When you have enough money to live like Scrooge McDuck, sometimes people write you off, figuring you for the sort that just can’t be bothered helping others. Ironically, though, it’s the mega-rich that often make some of the most incredible donations. Case in point: the owner of the Philadelphia 76ers NBA franchise recently gave $3.5 million to the Philadelphia Police Athletic League.
Youth sports leagues often struggle for funding. They are some of the best conduits for troubled kids to get off the streets and find something positive to do with their time and talent. But too often, they are left to struggle, begging for donations from those who are already strapped for cash.
Joshua Harris, though, is hardly hurting for money. The University of Pennsylvania grad is making the donation via a family foundation he’s associated with. Harris told the media he “feels an obligation” to find a way to give back to this community. “All of us who have done well in our lives, we have the responsibility to give back and to allow other people to do so. I myself grew up playing sports, and it lifted me,” Harris told a local Philly TV station.
Now Harris is giving back where it’s needed most. Eighteen of the PAL locations are within city districts with the highest crime rates and worst poverty. These kids see the road they could go down every day. Sports gives them a way up and a way out. They can learn healthy competition, learn discipline and delayed gratification. How to invest and how to succeed long term. These skills can motivate them to look past the easy bucks on the corner and toward real life.

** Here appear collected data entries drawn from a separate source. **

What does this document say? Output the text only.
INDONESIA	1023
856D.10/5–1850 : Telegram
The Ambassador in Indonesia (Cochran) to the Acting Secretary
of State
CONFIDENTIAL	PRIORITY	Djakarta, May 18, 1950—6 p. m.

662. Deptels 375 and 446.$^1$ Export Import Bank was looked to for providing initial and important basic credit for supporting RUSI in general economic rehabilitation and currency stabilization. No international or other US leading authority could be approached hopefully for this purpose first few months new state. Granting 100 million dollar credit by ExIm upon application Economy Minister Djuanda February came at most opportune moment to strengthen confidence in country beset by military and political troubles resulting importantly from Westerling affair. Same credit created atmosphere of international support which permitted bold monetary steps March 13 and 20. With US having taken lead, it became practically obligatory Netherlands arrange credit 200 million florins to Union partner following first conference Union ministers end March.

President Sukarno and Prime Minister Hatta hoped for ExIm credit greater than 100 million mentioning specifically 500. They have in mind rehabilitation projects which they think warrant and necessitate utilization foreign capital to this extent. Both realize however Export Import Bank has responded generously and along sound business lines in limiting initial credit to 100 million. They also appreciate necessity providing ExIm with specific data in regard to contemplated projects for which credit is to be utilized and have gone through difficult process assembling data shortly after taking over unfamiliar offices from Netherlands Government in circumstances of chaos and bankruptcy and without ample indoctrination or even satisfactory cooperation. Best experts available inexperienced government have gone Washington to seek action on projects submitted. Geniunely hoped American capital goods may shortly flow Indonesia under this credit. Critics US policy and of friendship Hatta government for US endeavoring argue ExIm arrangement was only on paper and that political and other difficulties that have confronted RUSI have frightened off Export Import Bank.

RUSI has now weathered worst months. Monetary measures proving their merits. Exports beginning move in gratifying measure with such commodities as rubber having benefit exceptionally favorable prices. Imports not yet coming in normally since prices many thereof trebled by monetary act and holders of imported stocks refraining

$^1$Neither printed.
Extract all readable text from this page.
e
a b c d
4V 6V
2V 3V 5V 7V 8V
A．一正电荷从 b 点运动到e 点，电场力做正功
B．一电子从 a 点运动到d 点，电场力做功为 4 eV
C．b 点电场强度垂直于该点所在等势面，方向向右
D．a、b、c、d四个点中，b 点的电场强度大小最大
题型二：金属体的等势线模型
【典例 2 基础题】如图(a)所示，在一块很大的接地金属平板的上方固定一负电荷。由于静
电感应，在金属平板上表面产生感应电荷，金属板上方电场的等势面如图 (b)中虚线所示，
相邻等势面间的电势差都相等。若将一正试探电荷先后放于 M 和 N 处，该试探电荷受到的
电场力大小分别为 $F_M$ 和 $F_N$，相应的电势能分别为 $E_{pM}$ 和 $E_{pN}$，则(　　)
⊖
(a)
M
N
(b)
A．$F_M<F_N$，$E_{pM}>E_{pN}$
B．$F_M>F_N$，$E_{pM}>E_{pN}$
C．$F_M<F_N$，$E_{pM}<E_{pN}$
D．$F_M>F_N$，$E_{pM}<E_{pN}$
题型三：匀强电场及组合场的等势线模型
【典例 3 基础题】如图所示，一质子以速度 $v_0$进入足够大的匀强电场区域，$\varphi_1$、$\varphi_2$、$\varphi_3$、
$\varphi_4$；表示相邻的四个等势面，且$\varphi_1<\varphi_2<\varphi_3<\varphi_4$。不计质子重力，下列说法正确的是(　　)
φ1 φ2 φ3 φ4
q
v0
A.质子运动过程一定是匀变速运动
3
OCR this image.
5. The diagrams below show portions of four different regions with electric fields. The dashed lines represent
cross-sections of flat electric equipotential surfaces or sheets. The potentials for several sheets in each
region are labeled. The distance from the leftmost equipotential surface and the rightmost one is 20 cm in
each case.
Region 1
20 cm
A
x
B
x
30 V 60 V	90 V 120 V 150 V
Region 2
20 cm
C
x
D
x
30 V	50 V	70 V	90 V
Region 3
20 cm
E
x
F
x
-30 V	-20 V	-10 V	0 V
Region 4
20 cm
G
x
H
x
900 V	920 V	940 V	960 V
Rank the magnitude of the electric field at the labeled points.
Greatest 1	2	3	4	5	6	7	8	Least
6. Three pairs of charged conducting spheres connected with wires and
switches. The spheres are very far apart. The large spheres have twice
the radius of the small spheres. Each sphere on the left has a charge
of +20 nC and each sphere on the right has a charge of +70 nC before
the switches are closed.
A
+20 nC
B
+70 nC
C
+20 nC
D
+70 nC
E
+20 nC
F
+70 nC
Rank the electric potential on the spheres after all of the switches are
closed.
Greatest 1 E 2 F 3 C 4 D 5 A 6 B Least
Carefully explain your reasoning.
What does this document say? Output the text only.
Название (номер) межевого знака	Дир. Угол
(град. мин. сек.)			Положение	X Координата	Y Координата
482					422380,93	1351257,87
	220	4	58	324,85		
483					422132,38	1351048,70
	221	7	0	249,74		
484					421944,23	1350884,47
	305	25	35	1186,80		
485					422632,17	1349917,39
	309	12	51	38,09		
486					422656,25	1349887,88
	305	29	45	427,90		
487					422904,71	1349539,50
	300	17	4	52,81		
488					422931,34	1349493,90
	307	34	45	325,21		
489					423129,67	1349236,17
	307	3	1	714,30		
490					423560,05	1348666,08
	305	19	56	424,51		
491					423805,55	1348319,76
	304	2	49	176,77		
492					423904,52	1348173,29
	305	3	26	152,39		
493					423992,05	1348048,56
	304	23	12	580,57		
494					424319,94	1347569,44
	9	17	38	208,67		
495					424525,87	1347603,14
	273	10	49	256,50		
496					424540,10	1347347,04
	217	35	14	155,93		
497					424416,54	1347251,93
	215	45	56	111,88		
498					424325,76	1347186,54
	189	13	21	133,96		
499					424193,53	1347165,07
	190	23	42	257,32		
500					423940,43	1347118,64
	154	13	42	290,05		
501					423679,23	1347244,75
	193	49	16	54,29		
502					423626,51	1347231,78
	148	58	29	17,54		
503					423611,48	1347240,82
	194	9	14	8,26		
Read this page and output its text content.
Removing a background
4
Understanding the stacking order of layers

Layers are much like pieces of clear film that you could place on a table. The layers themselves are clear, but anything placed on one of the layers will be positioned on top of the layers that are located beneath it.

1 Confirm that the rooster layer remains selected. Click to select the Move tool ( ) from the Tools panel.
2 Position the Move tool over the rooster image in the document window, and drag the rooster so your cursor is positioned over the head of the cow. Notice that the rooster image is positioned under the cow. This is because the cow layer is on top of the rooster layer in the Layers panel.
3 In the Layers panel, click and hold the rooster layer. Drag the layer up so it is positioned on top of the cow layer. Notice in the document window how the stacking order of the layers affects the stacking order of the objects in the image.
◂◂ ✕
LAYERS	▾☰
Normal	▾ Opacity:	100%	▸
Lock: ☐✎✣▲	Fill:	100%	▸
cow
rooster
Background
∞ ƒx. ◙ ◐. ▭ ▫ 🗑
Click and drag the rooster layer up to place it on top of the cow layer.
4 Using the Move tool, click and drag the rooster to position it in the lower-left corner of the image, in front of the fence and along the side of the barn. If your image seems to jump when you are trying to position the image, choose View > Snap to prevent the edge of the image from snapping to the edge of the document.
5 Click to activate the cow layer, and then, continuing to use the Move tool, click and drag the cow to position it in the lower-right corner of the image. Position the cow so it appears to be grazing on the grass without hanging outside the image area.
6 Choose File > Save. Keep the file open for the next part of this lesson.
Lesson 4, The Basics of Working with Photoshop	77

Think that’s just propaganda? Philadelphia Police Commissioner Charles Ramsey said the Police Athletic League helps lower crime. It focuses kids on positive activities and gives them something worthwhile to strive for – it keeps them off the mean streets.
Just how big is Harris’ donation? Well, it exceeds the entire net revenue for the PAL organization in 2013. By more than a million dollars. According to reports, the grant will be distributed over five years, ensuring that local Philly kids have a fun place to play well into the next decade.